3. Telegrama Confidencial de Geoffrey Howe para Sir Patrick Morbey, Embaixador do Reino Unido em Pretória, 22 de Outubro de 1986.
4. Ibid.
5. Telegrama Confidencial de Geoffrey Howe para James Allan, Embaixador do Reino Unido em Maputo, 23 de Outubro de 1986
6. Telegrama Confidencial do Embaixador James Allan, 24 de Outubro de 1986.
7. Telegrama Secreto do Embaixador John De Vos, 24 de Outubro de 1986.
8. Sérgio Vieira, “Participei, por isso Testemunho”, Maputo: Editorial Ndjira, 2010, pp. 489-490.
9. John Moore, nota enviada a Geoffrey Howe, 3 de Novembro de 1986.

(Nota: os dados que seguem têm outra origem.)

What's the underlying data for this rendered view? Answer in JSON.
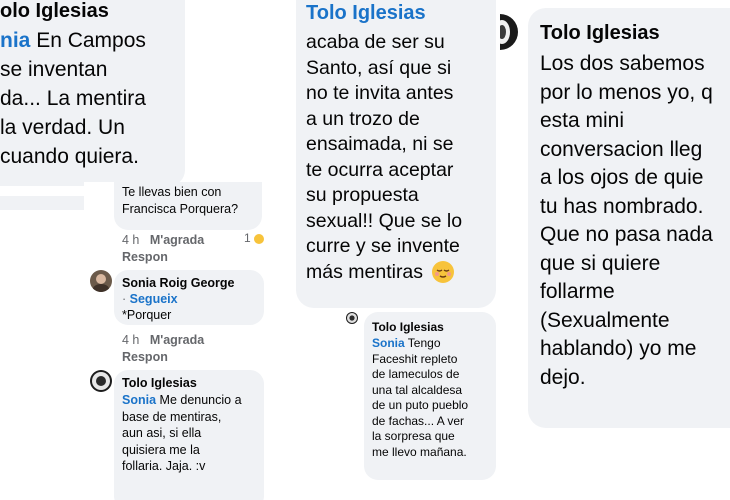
{
  "panel1": {
    "author": "olo Iglesias",
    "mention": "nia",
    "lines": [
      "En Campos",
      "se inventan",
      "da... La mentira",
      "la verdad. Un",
      "cuando quiera."
    ]
  },
  "panel2": {
    "reply1": {
      "lines": [
        "Te llevas bien con",
        "Francisca Porquera?"
      ],
      "time": "4 h",
      "like": "M'agrada",
      "reply": "Respon",
      "reactions": "1"
    },
    "reply2": {
      "author": "Sonia Roig George",
      "follow": "Segueix",
      "text": "*Porquer",
      "time": "4 h",
      "like": "M'agrada",
      "reply": "Respon"
    },
    "reply3": {
      "author": "Tolo Iglesias",
      "mention": "Sonia",
      "lines": [
        "Me denuncio a",
        "base de mentiras,",
        "aun asi, si ella",
        "quisiera me la",
        "follaria. Jaja. :v"
      ]
    }
  },
  "panel3": {
    "author": "Tolo Iglesias",
    "lines": [
      "acaba de ser su",
      "Santo, así que si",
      "no te invita antes",
      "a un trozo de",
      "ensaimada, ni se",
      "te ocurra aceptar",
      "su propuesta",
      "sexual!! Que se lo",
      "curre y se invente",
      "más mentiras"
    ],
    "emoji": "relieved-face",
    "reply": {
      "author": "Tolo Iglesias",
      "mention": "Sonia",
      "lines": [
        "Tengo",
        "Faceshit repleto",
        "de lameculos de",
        "una tal alcaldesa",
        "de un puto pueblo",
        "de fachas... A ver",
        "la sorpresa que",
        "me llevo mañana."
      ]
    }
  },
  "panel4": {
    "author": "Tolo Iglesias",
    "lines": [
      "Los dos sabemos",
      "por lo menos yo, q",
      "esta mini",
      "conversacion lleg",
      "a los ojos de quie",
      "tu has nombrado.",
      "Que no pasa nada",
      "que si quiere",
      "follarme",
      "(Sexualmente",
      "hablando) yo me",
      "dejo."
    ]
  }
}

10. Telegrama Confidencial da Embaixada do Reino Unido, Berna, 24 de Outubro de 1986
11. Telegrama Confidencial da Embaixada do Reino Unido, Copenhaga, 7 de Novembro de 1986
12. Telex de Assad Kotaite, presidente do Conselho da ICAO, Montreal, 28 de Outubro de 1986.
13. Nota Confidencial enviada por R. John Sawers, secretário particular de Lynda Chalker, a Sir Walter Prendergast, 6 de Novembro de 1986.
14. Telegrama Secreto do Embaixador Richard Barkley, 25 de Outubro de 1986.
15. Telex do director de Aviação Civil da República Popular de Moçambique e carta do vice-ministro dos transportes e telecomunicações de Moçambique, Rui Lousã, enviados à ICAO em 30 e 31 de Outubro de 1986, respectivamente. Ambas as missivas não aludem ao facto do Estado de Ocorrência do acidente ter aconselhado Moçambique a solicitar o apoio da ICAO.